Topics: Developer Forum
Mar 11, 2013 at 6:09 PM
Edited Mar 11, 2013 at 7:28 PM
I'm using PHP 5.3.10 and PHPExcel 1.7.8 along with XDebug to try to figure out what's going on here.

I'm trying to parse XLS files uploaded to my web app "A" that are created/generated by someone else's web app "B". (B offers no API...)

What I'm seeing when I step through with XDebug is that:
  1. .xls file is identified as Excel (BIFF) Spreadsheet and class
  2. The PHPExcel_Reader_Excel5::canRead($pFilename) is called
  3. PHPExcel_Shared_OLERead::read($sFilename) is called
  4. It's not an OLE file, inside trycatch, so PHPExcel_Reader_Excel5 can't read it
  5. IOFactory::createReaderForFile checks every other format, then PHPExcel_Reader_HTML is the only one that can read it
  6. PHPExcel_Reader_HTML fails inside $dom->loadHTMLFile because of a broken <td> tag! The actual error thrown is WARNING: DOMDocument::loadHTMLFile(): Unexpected end tag : td in /path/to/my/xls/file.xls
What I found out is that by changing line 458 of PHPExcel/Reader/HTML.php from...
$loaded = $dom->loadHTMLFile($pFilename);
$loaded = @$dom->loadHTMLFile($pFilename);
...the class is able to continue. I know, typically, error suppression is the worst way to deal with any code problems, but for this case it actually allowed the class to return data. Maybe this will help someone in the future. I should mention this is a warning, not a fatal error, however using the settings with my framework (Kohana 3.x) warnings are show stoppers.

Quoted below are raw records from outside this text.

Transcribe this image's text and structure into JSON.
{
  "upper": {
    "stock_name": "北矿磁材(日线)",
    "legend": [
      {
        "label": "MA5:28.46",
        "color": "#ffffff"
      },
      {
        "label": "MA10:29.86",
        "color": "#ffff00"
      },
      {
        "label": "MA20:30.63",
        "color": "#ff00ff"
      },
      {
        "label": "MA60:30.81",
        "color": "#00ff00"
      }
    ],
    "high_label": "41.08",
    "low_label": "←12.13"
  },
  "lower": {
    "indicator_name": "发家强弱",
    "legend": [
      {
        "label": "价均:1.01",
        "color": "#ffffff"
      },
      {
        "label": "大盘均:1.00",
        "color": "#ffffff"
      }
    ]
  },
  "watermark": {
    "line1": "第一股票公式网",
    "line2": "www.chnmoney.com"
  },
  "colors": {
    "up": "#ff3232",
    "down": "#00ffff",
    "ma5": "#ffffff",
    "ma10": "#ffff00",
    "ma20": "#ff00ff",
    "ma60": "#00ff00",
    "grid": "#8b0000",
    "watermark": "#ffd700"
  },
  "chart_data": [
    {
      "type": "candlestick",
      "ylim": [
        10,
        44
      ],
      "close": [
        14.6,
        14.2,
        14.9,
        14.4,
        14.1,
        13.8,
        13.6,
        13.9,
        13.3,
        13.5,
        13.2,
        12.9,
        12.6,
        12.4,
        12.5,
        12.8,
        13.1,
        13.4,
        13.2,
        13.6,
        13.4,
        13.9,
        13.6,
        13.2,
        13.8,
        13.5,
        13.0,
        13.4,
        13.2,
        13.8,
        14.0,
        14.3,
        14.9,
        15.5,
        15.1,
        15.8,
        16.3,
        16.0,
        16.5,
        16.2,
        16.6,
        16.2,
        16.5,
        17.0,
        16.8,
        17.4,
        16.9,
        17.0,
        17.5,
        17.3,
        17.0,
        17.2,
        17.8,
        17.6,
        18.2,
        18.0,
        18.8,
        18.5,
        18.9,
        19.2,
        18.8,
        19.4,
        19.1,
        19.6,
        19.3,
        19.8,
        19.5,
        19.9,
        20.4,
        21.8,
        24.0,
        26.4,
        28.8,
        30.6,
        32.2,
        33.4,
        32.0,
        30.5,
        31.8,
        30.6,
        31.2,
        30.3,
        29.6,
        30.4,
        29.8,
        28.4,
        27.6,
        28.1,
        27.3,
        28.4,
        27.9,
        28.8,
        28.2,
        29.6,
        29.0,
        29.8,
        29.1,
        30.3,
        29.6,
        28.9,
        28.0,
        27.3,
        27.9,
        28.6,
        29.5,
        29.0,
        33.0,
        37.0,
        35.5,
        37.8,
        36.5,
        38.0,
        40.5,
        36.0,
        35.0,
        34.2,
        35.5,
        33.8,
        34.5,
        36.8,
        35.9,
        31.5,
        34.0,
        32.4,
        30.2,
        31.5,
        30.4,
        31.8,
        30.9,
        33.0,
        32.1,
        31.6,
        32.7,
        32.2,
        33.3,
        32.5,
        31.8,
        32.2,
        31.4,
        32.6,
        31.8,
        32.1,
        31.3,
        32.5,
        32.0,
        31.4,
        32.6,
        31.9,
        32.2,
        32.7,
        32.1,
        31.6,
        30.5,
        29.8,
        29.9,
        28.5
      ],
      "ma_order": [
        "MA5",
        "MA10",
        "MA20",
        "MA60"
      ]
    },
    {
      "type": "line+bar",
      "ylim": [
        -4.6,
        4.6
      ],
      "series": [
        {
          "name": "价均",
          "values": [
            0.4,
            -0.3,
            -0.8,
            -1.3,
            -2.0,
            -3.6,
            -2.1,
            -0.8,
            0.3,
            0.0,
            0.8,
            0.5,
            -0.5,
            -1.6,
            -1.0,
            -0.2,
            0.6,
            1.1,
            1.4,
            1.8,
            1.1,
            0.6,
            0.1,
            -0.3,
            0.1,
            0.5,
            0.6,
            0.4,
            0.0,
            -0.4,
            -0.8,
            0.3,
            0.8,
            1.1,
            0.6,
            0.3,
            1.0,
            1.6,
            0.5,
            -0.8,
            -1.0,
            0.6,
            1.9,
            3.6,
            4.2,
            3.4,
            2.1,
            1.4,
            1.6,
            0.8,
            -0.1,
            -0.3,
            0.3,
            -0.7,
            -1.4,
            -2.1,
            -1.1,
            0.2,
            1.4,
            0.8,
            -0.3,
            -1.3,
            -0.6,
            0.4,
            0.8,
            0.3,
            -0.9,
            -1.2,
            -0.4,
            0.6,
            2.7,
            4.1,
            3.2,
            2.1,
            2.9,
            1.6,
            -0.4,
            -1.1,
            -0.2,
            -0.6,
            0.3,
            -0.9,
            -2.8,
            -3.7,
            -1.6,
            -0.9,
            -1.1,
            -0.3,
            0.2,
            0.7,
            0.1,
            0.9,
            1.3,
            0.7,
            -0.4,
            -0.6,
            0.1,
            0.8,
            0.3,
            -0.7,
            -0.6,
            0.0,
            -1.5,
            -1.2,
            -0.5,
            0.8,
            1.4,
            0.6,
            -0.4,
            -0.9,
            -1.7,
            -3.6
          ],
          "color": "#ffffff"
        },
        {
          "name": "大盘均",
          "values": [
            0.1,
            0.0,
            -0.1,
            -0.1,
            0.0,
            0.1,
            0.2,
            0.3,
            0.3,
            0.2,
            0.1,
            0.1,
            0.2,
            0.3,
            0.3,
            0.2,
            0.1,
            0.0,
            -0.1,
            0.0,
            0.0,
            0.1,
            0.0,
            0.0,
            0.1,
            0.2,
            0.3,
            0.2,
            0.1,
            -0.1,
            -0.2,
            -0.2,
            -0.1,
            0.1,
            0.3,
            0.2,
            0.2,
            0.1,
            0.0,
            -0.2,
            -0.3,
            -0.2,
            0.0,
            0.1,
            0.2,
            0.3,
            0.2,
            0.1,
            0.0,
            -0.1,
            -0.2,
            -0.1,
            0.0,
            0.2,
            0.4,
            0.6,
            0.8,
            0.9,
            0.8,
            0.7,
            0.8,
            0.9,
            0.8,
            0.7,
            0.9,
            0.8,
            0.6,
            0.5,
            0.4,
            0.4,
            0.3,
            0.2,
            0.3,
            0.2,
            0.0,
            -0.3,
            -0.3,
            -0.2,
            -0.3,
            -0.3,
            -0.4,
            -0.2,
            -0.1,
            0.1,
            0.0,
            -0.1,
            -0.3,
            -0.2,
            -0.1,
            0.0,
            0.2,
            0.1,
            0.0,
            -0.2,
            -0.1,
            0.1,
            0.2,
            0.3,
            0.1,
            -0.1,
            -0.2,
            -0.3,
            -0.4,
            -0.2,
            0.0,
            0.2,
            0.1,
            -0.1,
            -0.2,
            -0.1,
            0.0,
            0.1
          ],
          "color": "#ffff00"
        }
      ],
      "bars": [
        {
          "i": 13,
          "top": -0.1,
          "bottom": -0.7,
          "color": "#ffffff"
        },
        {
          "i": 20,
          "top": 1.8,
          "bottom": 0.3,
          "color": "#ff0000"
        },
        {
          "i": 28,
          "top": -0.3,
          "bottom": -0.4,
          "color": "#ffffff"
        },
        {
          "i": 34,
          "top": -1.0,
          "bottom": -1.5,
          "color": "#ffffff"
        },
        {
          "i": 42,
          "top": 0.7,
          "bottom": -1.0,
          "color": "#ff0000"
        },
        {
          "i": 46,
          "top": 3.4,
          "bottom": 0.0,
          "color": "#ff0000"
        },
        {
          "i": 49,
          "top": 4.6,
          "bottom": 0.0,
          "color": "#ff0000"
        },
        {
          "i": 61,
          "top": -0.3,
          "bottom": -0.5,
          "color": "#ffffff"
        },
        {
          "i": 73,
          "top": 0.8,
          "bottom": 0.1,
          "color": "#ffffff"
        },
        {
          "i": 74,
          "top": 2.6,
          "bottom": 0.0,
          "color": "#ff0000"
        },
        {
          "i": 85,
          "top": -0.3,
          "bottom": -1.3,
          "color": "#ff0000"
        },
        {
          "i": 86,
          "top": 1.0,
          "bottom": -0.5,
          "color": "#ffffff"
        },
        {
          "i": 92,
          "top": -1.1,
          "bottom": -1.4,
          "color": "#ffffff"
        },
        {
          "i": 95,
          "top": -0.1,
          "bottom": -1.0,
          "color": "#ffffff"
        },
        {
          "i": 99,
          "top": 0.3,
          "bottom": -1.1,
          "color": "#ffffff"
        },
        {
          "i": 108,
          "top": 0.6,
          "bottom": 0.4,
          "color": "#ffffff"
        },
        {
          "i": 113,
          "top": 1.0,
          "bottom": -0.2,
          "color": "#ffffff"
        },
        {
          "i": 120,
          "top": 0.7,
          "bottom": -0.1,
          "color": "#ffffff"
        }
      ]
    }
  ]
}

The code maintainers may want to try catch this part: $dom->loadHTMLFile($pFilename), because ultimately it just does fopen & fread later on down anyway.

Also, lines 472-473 of PHPExcel/Reader/HTML.php include debugging output that should be commented out or removed:
echo '<hr />';
and, internally, the private function _processDomElement method of the PHPExcel_Reader_HTML class has tons of echo statements inside of it, rendering it much less useful for parsing this particular type of file as library code within another application. I've added a
public $suppressOutput = true;
to that class, and preceded all echo statements in the class with
if( ! $this->suppressOutput ) echo ...
so that I can get the return array from parsing my HTML Excel file without printing anything to the OB.

I can submit a patch if you like.